Yes, you will initially have to pay higher interest rates when borrowing money. However, you will soon be much better equipped to handle your finances.

There are several strategies you can put into place to help raise your credit, and if you tread carefully, you may not be in as bad of shape as you think.

Chapter 7 Can Raise Your Credit Score

Filing for bankruptcy can greatly reduce your debt-to-income ratio, often making you appear a better risk to lenders. In the case of Chapter 7 liquidation bankruptcy, this could happen immediately. According to an article in the Los Angeles Times, the average credit score before filing chapter 7 bankruptcy was 538.2 on Equifax’s 280-850 scoring. By the time the cases were discharged, that average rose to 620.3.Another factor that can boost your credit scores is that lenders will know that you aren’t eligible to file Chapter 7 again for another eight years.

Unfortunately, the credit raising process takes a little longer for Chapter 13 petitioners, who must live within a strict budget for three to five years.

If possible, avoid borrowing money until you’re able to boost your credit score a bit.
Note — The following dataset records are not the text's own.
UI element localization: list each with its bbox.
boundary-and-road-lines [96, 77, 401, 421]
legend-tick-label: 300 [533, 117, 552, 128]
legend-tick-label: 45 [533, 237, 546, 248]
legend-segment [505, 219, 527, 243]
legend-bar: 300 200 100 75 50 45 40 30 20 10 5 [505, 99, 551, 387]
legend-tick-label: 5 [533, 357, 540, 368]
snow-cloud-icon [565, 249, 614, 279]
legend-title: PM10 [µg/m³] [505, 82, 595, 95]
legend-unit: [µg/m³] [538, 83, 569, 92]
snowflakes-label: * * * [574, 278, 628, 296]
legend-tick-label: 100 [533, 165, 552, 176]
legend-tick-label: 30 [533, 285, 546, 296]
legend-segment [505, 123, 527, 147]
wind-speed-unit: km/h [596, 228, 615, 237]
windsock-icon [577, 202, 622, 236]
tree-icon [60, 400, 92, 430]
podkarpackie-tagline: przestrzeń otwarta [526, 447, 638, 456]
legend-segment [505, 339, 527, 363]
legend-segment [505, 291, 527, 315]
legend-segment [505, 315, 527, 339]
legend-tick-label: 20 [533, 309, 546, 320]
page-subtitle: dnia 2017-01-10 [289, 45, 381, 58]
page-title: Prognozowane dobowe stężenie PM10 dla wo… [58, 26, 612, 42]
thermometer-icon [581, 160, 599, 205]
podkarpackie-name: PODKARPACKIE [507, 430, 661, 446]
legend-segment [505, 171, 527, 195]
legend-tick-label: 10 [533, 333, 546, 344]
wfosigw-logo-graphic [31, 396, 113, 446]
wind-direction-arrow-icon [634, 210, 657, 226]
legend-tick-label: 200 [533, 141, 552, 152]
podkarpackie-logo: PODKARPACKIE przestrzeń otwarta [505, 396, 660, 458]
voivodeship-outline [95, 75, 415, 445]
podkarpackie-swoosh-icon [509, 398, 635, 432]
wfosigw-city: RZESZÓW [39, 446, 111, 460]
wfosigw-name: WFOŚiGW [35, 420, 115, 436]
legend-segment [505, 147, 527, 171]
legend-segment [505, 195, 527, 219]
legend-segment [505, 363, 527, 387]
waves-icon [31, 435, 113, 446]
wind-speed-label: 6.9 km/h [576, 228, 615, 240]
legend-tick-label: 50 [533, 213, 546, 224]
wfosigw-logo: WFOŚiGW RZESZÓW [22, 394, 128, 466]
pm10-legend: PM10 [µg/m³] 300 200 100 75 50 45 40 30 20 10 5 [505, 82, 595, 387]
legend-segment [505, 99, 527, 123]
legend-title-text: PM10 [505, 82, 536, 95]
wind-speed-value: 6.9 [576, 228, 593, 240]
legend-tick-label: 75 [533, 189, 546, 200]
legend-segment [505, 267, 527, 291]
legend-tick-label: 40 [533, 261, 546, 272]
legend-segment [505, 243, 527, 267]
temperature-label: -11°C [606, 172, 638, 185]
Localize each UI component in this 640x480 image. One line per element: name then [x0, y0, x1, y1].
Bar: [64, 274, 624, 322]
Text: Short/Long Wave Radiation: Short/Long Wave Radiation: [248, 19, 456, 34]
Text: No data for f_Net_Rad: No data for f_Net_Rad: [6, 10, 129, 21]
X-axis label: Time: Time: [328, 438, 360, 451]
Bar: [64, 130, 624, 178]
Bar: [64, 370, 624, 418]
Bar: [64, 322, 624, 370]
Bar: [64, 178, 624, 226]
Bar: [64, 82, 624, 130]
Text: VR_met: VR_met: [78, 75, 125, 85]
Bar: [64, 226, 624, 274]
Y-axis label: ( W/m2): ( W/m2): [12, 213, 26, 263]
To avoid outrageous interest rates, it’s a good idea until that score is roughly 650. Keep in mind that filing for bankruptcy could affect your credit score by as much as 240 points.

Credit Cards

If you don’t already have a credit card, try applying for a secure credit card. This card requires the lender to make a deposit between $200-$2000. Then, the bank issues a credit line in the corresponding amount. To maximize the results, try not to exceed 30 percent of the card’s limit and pay off the full balance every month.

Keep in mind, though, that many secured credit cards require an annual fee that is higher than most unsecured cards. You should also be prepared to pay application and processing fees, though you may be offered a refund if you are denied.

Buying a Home or Vehicle

Most experts would agree that it will be 18 to 24 months after personal bankruptcy discharge before a bankrupt consumer who has reestablished good credit is typically able to obtain a mortgage. It’s a bit easier to finance a car, especially if you can prove that the vehicle is necessary to get to work to repay your debt. Again, be prepared for interest rates that are two to three points higher than the average rate. Be wary of any companies offering interest rates above that.

Credit Builder Loans

You may consider taking out a credit-builder loan. These loans are typically between $500 and $1000, but before they are deposited into your bank account, you must make 12 monthly payments. Since these payments will be reported to the credit bureaus, this will allow you to raise your credit while building savings.